Schedule a meeting of the Private Limited Company’s Board of Directors to debate and approve the conversion to an LLP. A majority of directors must vote in favor of the conversion resolution.

2

Shareholder Approval

Obtain approval from the Private Limited Company’s shareholders for the conversion. This can be accomplished by passing a special resolution at a general meeting of shareholders. The notice of the meeting should include information about the proposed conversion.

3

Application for Conversion

Complete and submit Form URC-1 (Application by a Company for Registration as a Limited Liability Partnership (LLP)) to the Registrar of Companies. The application should be accompanied by the essential paperwork, such as partner consent, an asset and liability statement, and other required information.

4

ROC Approval

Once the application and paperwork are received, the ROC will review them.
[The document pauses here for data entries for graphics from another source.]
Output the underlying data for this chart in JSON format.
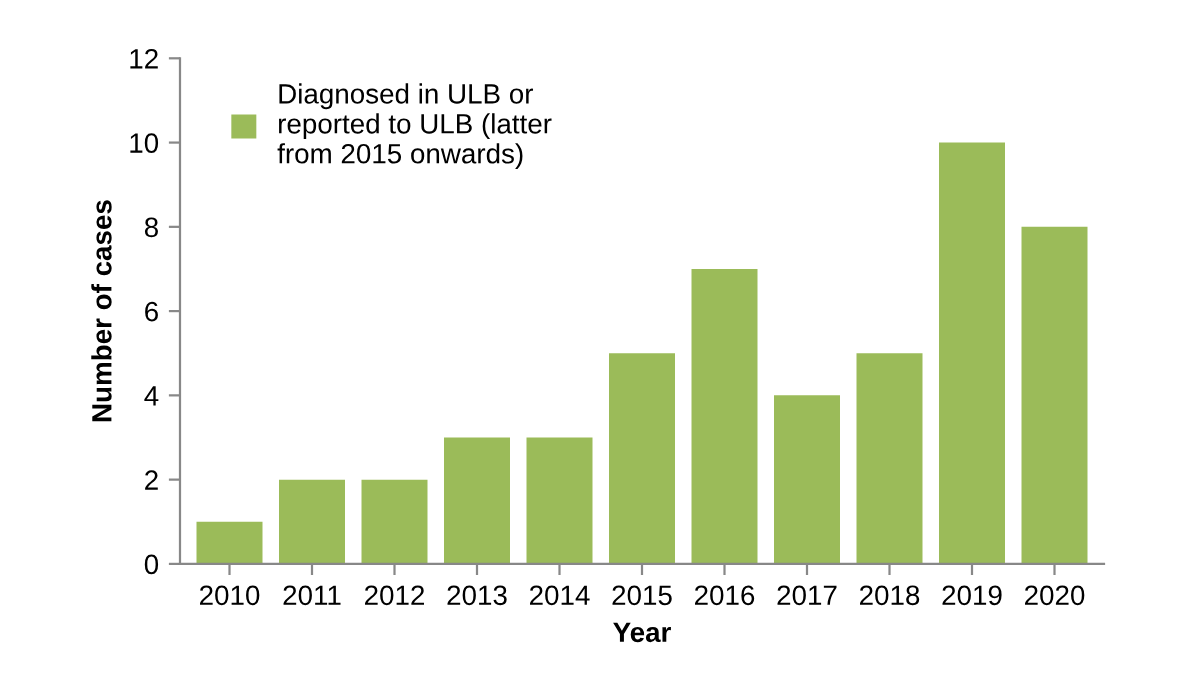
{
  "chart_data": {
    "type": "bar",
    "xlabel": "Year",
    "ylabel": "Number of cases",
    "categories": [
      "2010",
      "2011",
      "2012",
      "2013",
      "2014",
      "2015",
      "2016",
      "2017",
      "2018",
      "2019",
      "2020"
    ],
    "series": [
      {
        "name": "Diagnosed in ULB or\nreported to ULB (latter\nfrom 2015 onwards)",
        "color": "#9bbb59",
        "values": [
          1,
          2,
          2,
          3,
          3,
          5,
          7,
          4,
          5,
          10,
          8
        ]
      }
    ],
    "ylim": [
      0,
      12
    ],
    "yticks": [
      0,
      2,
      4,
      6,
      8,
      10,
      12
    ],
    "grid": false,
    "legend": "top left"
  }
}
If satisfied, the ROC will issue a Certificate of Registration certifying the Private Limited Company’s conversion to an LLP.

5

Cancellation of Registration

Apply to the required authorities, such as the ROC, to cancel the registration of the Private Limited Company. This includes completing the relevant procedures and documents to deregister the corporation.

6

Transfer of Assets and Liabilities

Transfer the assets and liabilities of the Private Limited Company to the LLP in accordance with the terms agreed to by the shareholders and partners. This may include executing asset transfer agreements, receiving appropriate approvals, and updating records.

7

Statutory Records

Update the LLP’s statutory records and registers to reflect the assets and liabilities transferred from the private limited company. This involves amending the LLP Agreement, keeping up with partner records, and maintaining the LLP’s various statutory registers.

8

Compliance with Taxation Laws

Ensure that LLPs comply with applicable taxation laws and regulations, such as getting a new Permanent Account Number (PAN) and meeting Goods and Services Tax (GST) registration requirements, as applicable.

9

Publication of Notice

Place a notice about the conversion of the Private Limited Company into an LLP in at least one English and one vernacular newspaper circulating in the district where the LLP’s registered office is located.

10

Compliance with Other Regulations

Ensure that LLPs comply with any other regulations that apply to them, such as regulatory requirements particular to the industry in which they operate.